Die Entwicklung könnte also in zwei Richtungen gehen: Einerseits sollen Breitbanddienste, die LTE bereits leistungsfähig bietet, noch spektrums-, energie- und kosteneffizienter werden. Das dürfte in erster Linie Netzbetreibern helfen, deren Geschäftsmodell angesichts rasant steigender Nachfrage der Endkunden aber dennoch stagnierender Einnahmen – etwa durch Flatrate-Tarife – gefährdet ist. Andererseits könnten nicht traditionelle Anwendungen mit kleinen Datenpaketen integriert werden. Dieser kleine Paketverkehr funktioniert für Sensoren ebenso wie für Aktoren, also Wandler, die elektrische Signale in mechanische Bewegung oder andere physikalische Größen umsetzen, wie etwa Messaging-Systeme. LTE-Mobilfunknetze, die Sensorverkehr transportieren, arbeiten dabei aktuell in einem Modus, für den sie nicht optimal ausgelegt sind.

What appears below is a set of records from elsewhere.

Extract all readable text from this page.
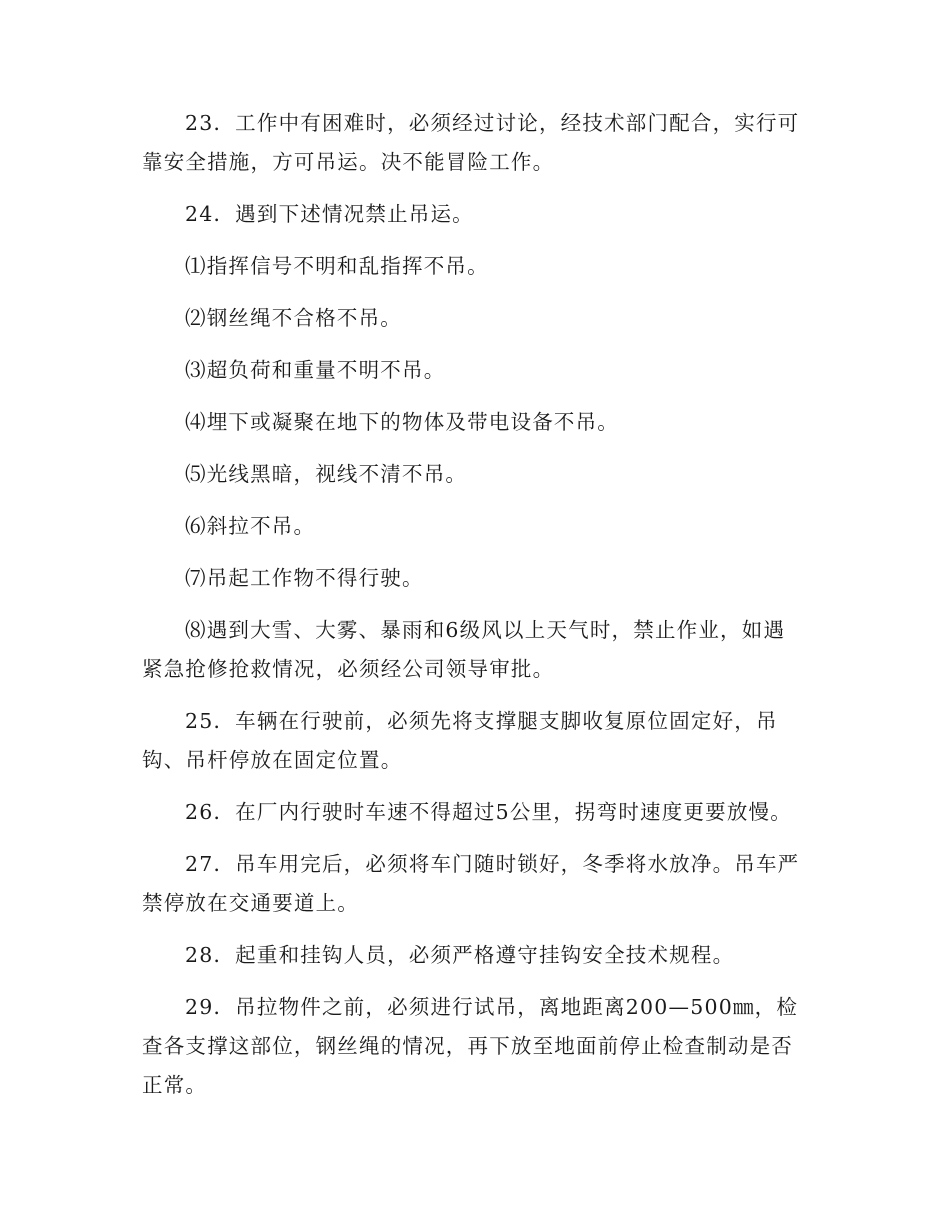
23．工作中有困难时，必须经过讨论，经技术部门配合，实行可靠安全措施，方可吊运。决不能冒险工作。

24．遇到下述情况禁止吊运。

⑴指挥信号不明和乱指挥不吊。

⑵钢丝绳不合格不吊。

⑶超负荷和重量不明不吊。

⑷埋下或凝聚在地下的物体及带电设备不吊。

⑸光线黑暗，视线不清不吊。

⑹斜拉不吊。

⑺吊起工作物不得行驶。

⑻遇到大雪、大雾、暴雨和6级风以上天气时，禁止作业，如遇紧急抢修抢救情况，必须经公司领导审批。

25．车辆在行驶前，必须先将支撑腿支脚收复原位固定好，吊钩、吊杆停放在固定位置。

26．在厂内行驶时车速不得超过5公里，拐弯时速度更要放慢。

27．吊车用完后，必须将车门随时锁好，冬季将水放净。吊车严禁停放在交通要道上。

28．起重和挂钩人员，必须严格遵守挂钩安全技术规程。

29．吊拉物件之前，必须进行试吊，离地距离200—500㎜，检查各支撑这部位，钢丝绳的情况，再下放至地面前停止检查制动是否正常。
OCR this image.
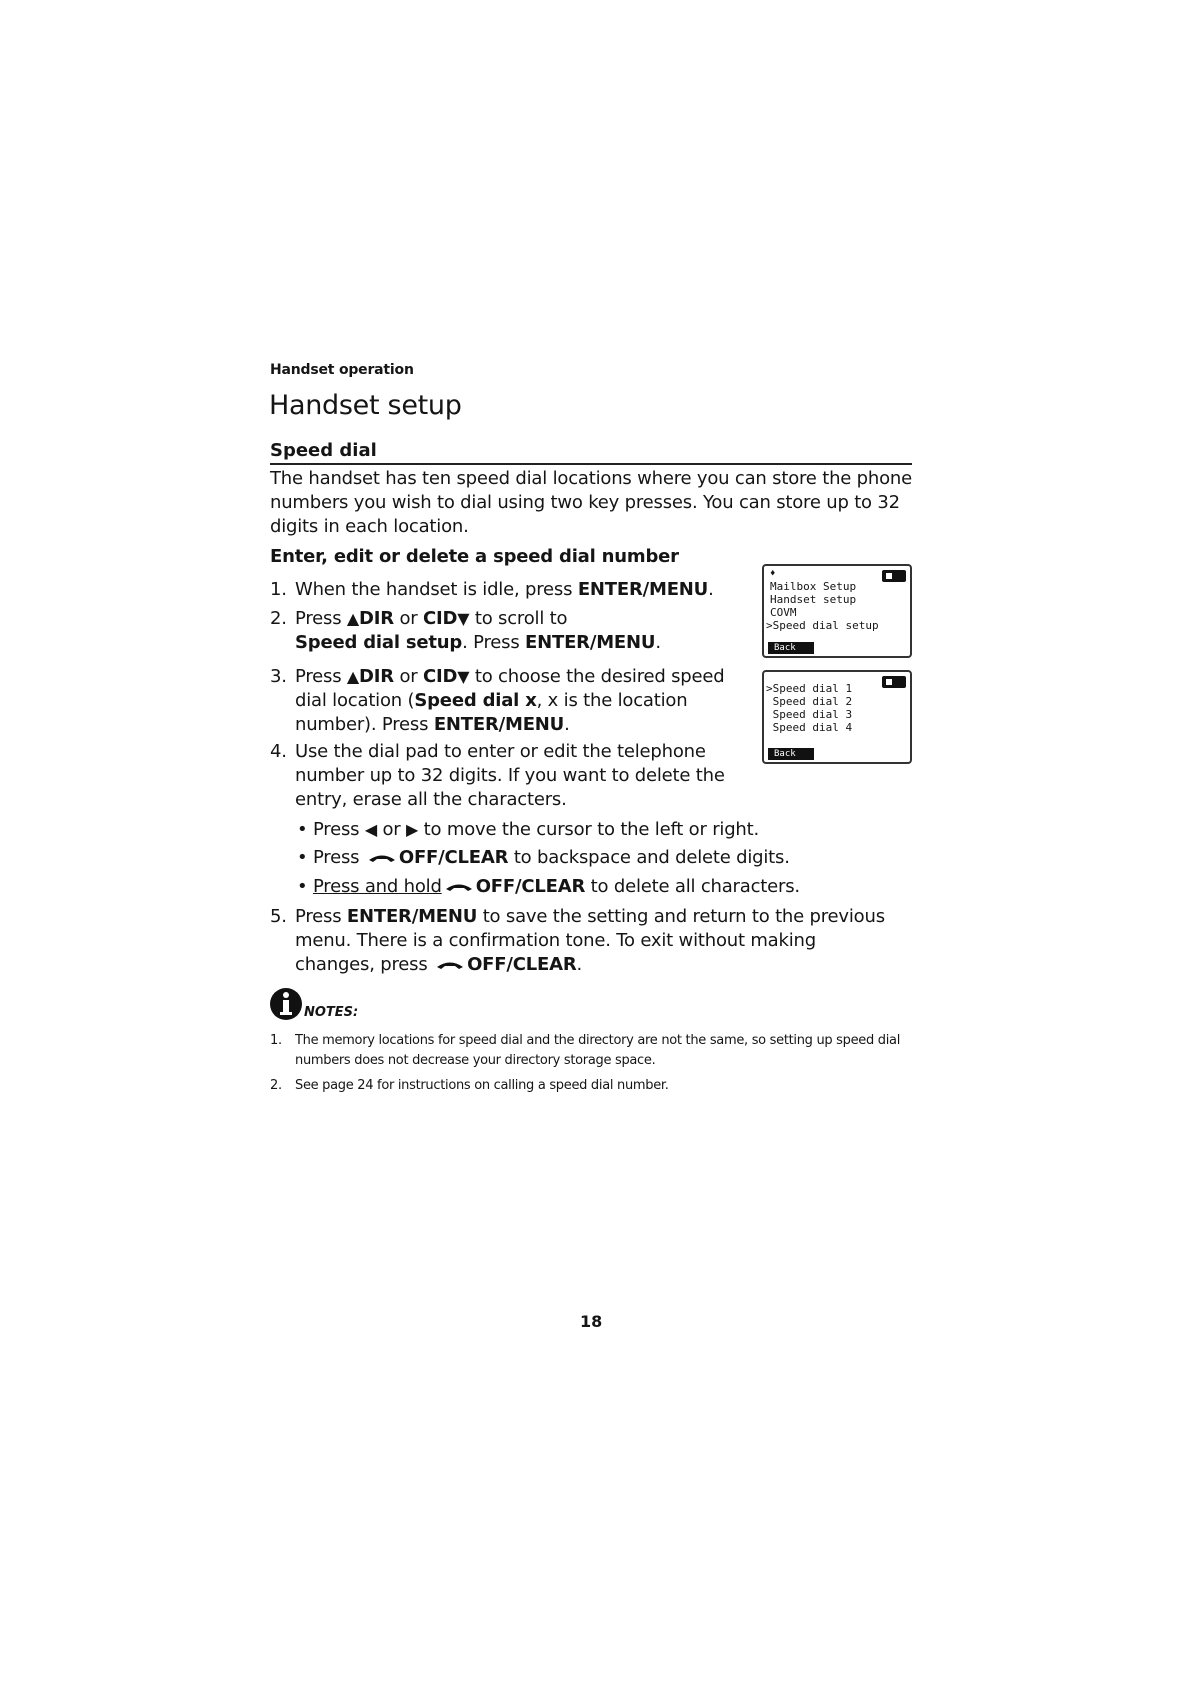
Handset operation
Handset setup
Speed dial

The handset has ten speed dial locations where you can store the phone numbers you wish to dial using two key presses. You can store up to 32 digits in each location.

Enter, edit or delete a speed dial number
1. When the handset is idle, press ENTER/MENU.
2. Press ▲DIR or CID▼ to scroll to
Speed dial setup. Press ENTER/MENU.
3. Press ▲DIR or CID▼ to choose the desired speed
dial location (Speed dial x, x is the location
number). Press ENTER/MENU.
4. Use the dial pad to enter or edit the telephone
number up to 32 digits. If you want to delete the
entry, erase all the characters.
• Press ◀ or ▶ to move the cursor to the left or right.
• Press OFF/CLEAR to backspace and delete digits.
• Press and hold OFF/CLEAR to delete all characters.
5. Press ENTER/MENU to save the setting and return to the previous
menu. There is a confirmation tone. To exit without making
changes, press OFF/CLEAR.
♦
Mailbox Setup
Handset setup
COVM
>Speed dial setup
Back
>Speed dial 1
Speed dial 2
Speed dial 3
Speed dial 4
Back
NOTES:
1. The memory locations for speed dial and the directory are not the same, so setting up speed dial numbers does not decrease your directory storage space.
2. See page 24 for instructions on calling a speed dial number.
18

Derzeit kann man davon ausgehen, dass es sich bei 5G um ein Mobilfunknetz handeln wird, das

  • derzeit getrennte Zugangstechnologien für den Anwender unsichtbar zusammenbringt,
  • unterschiedliche Verkehrsarten unterstützt – breitbandigen Multimediaverkehr von Smartphones und Tablets genauso wie schmalbandigen M2M-Verkehr,
  • sich an die jeweilige Kommunikationssituation des Nutzers optimal anpasst, sicher vor Zugriffen ist und die persönlichen Daten der Nutzer schützt,
  • sehr kurze Reaktionszeiten (niedrige Latenz) unterstützt,
  • eine höhere Verfügbarkeit bietet, zum Beispiel ein deutlich verzögertes Abreißen der Verbindung im Funkschatten bei einer Einfahrt eines Zuges in einen Tunnel.

Die zwei letzten Ziele sollen erreicht werden, indem man mehr Funkressourcen – Spektrum und Zeit – zur Verfügung stellt. Will man Daten per Funk mit kleiner Latenzzeit übertragen, muss man dafür sorgen, dass bereits die erste Übertragung erfolgreich ist. Dafür können die Bits zum Beispiel so kodiert werden, dass sie mehr Spektrum benötigen. Oder man benutzt eine zusätzliche parallele Funkverbindung. In jedem Fall wird dadurch die Ressource „Funkspektrum“ stärker beansprucht. Ähnlich ist es, wenn man mehr Verfügbarkeit haben möchte, zum Beispiel unter schwierigen geografischen Bedingungen. Um den Funkschatten ausleuchten zu können, bedarf es dann mehr Spektrumsressourcen. Aus Effizienzgründen gibt man diese Eigenschaften dem Signal nur mit, wenn es wirklich nötig ist.